Tanda tangan dalam sebuah Perjanjian

Dan sebenarnya penasaran mengenai investasi apa yang digeluti, dan ternyata itu merupakan salah satu investasi yang nyata-nyatanya memang mendapatkan untung yang lumayan banyak, namun ternyata hal itu tidak dialami oleh sahabat kami. Di dalam keterangannya, sahabat kami mengatakan, bahwa salah satu hal terbesar hal yang menjadi kejadian ini adalah diantaranya adalah TIDAK ADANYA PERJANJIAN TERTULIS antara dirinya dan saudaranya tersebut. Sehingga hal-hal yang terjadi antara lain adalah tidak baiknya hubungan kekeluargaan antara dirinya dan saudaranya tersebut.

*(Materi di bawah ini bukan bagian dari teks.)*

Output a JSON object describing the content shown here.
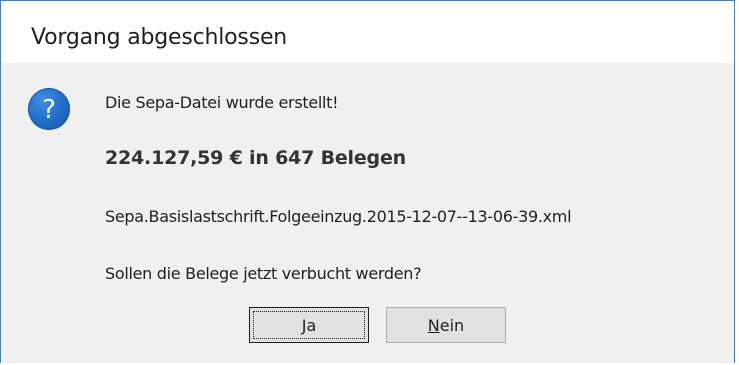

Perjanjian tertulis, merupakan unsur terpenting antara dua manusia atau bisa juga antara sebuah Badan Hukum atau Pihak-Pihak yang ingin melakukan Perbuatan atas Kesepakatan dalam melakukan perbuatan hukum,

Pada saat ini, kegiatan kewirausahaan atau yang biasa dikenal dengan entrepreneurship telah menjadi pilihan bagi sebagian orang, khususnya angkatan generasi kerja yang berusia 20-40an. Lebih lanjut trend ini tidak hanya terjadi di Indonesia namun juga menjadi semacam trend secara global. Para pelaku usahanya cenderung untuk melakukan rintisan usaha (startup) pada bidang teknologi informasi yang berbasis online, seperti contohnya: e-commerce, financial technology dan legal technology ataupun yang berbasis offline, seperti contohnya: usaha kuliner ataupun dalam bidang fashion.

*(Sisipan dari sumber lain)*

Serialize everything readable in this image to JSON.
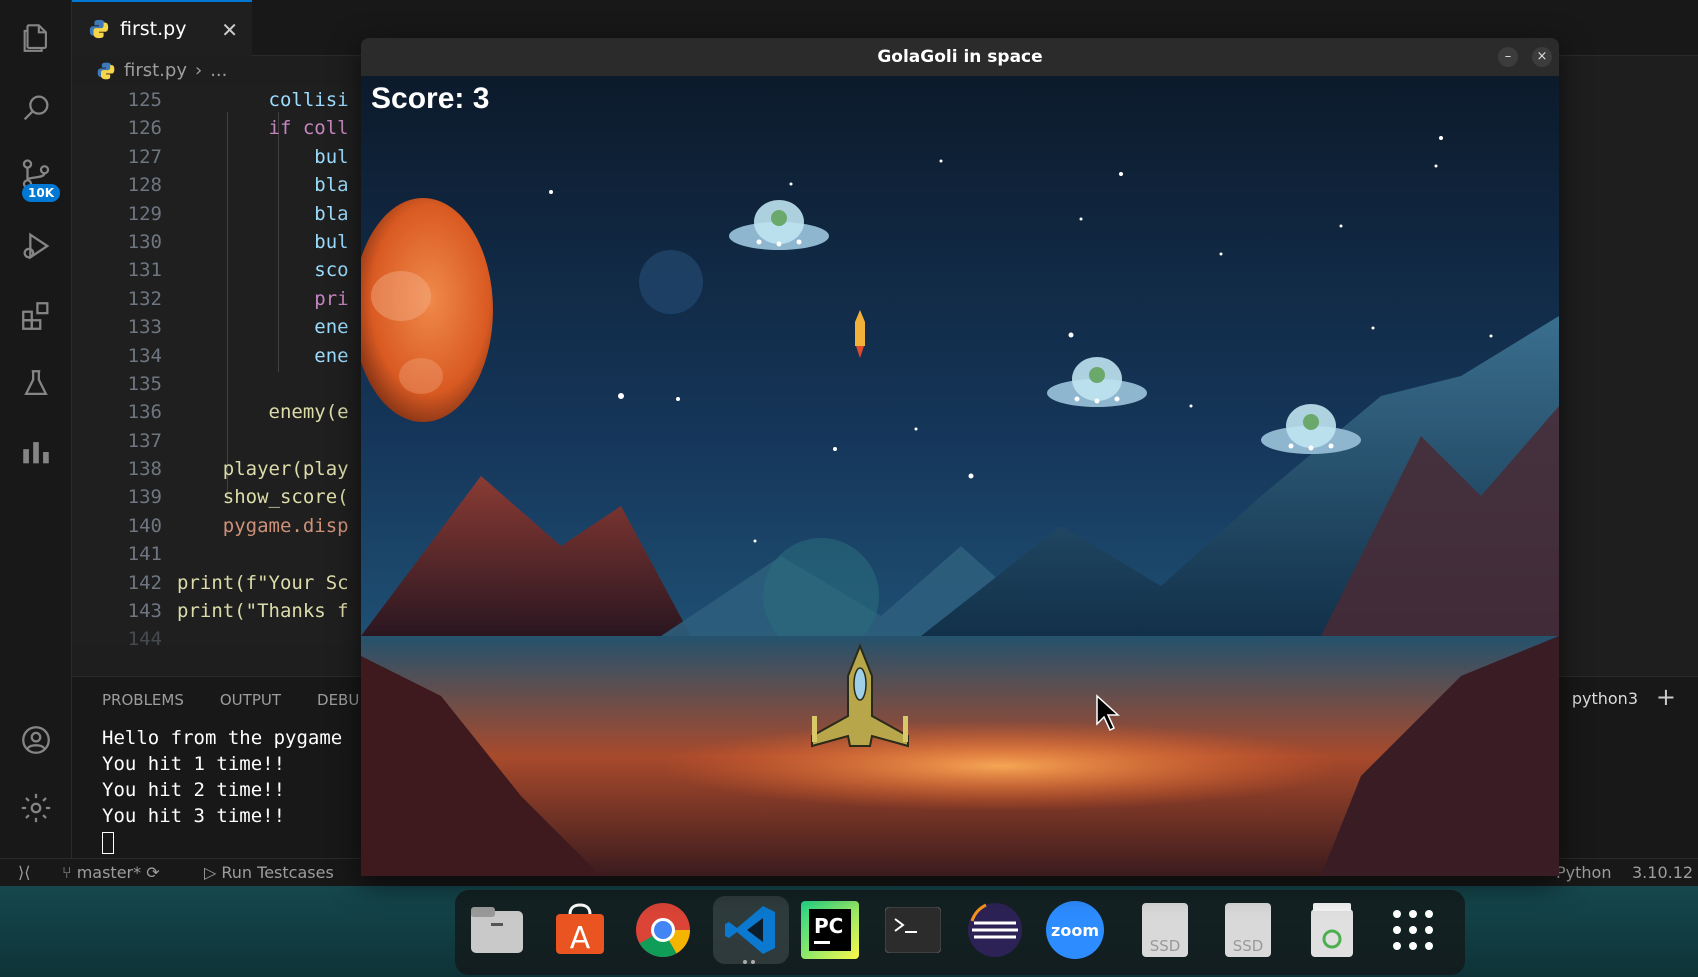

Berdasarkan data Kementerian Koperasi dan UKM, jumlah UMKM saat ini mencapai 64,19 juta dengan kontribusi terhadap PDB sebesar 61,97% atau senilai 8.573,89 triliun rupiah (sumber https://www.bkpm.go.id/id) Sehingga dilihat dari trend dan juga pola berfikir masyarakat Indonesia saat ini, tidak heran apabila banyak karyawan-karyawan professional yang mulai melakukan usaha di bidangnya yang masing-masing .

Namun, tidak jarang para entrepreneur saat ini tidak sadar untuk membuat sebuah kesepakatan kerjasama atau Agreement antara para pihak, yang berisi aturan yang jelas mengenai hak dan kewajiban para pihak, sehingga apabila nanti terjadi hal-hal yang tidak diinginkan, misalnya kesalahpahaman dalam perjalanan bisnis tersebut, antara para pihak atau rekan bisnis, maka para pihak dapat melihatnya dalam Perjanjian tersebut, sehingga dapat dijadikan pedoman (guidance) yang telah disepakati. Dalam hal terdapat alasan yang kuat, mengapa para entrepreneur dalam memulai usahanya ataupun uang sudah menjalankan usahanya WAJIB membuat perjanjian sebagai dasar kerjasama tersebut.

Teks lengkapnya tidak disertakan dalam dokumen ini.